As discussed here, a recent decision of the Delaware Supreme Court could be a game changer in the world of stockholder litigation. In ATP Tour, Inc. v. Deutscher Tennis Bund (Del. May 8, 2014), the Delaware Supreme Court found that a bylaw containing a fee-shifting provision (i.e., a provision providing that a suing stockholder must pay the corporation’s legal fees and expenses if the stockholder doesn’t obtain a judgment that substantially achieves the full remedy sought) was valid as long as not for an improper purpose, noting that the intent to deter litigation is not necessarily an improper purpose.
In response to the decision in the ATP case, the Delaware State Bar is now considering a proposed amendment to Delaware corporate law that would limit the Delaware Supreme Court’s decision to non-stock corporations.
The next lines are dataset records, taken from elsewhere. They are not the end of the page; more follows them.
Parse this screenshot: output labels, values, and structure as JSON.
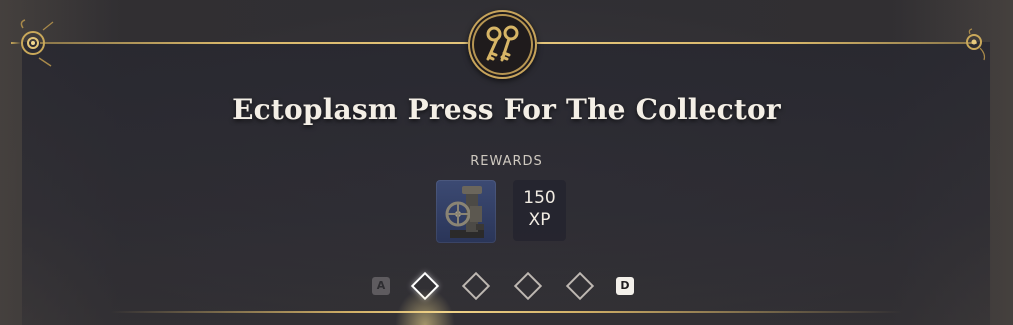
{
  "quest": {
    "title": "Ectoplasm Press For The Collector",
    "rewards_label": "REWARDS",
    "reward_item_icon": "ectoplasm-press-icon",
    "xp_amount": "150",
    "xp_unit": "XP"
  },
  "header": {
    "emblem_icon": "keys-icon"
  },
  "pager": {
    "prev_key": "A",
    "next_key": "D",
    "pages": 4,
    "active_page": 1
  },
  "colors": {
    "gold": "#d8b76a",
    "title": "#f4efe6",
    "panel": "#2c2b32"
  }
}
The effect of such a limitation would be that ordinary stock corporations would not be able to take advantage of fee-shifting bylaw provisions. Such a limitation would prevent ordinary corporations from taking advantage of what some believe to be an inappropriate shifting of burden and resulting unfair deterrence of stockholder litigation.
The Delaware General Assembly is expected to have the proposed legislation presented to it prior to June 30 (the end of the current legislative session). If passed, the legislation would become effective August 1, 2014, and again level the playing field in Delaware stockholder litigation.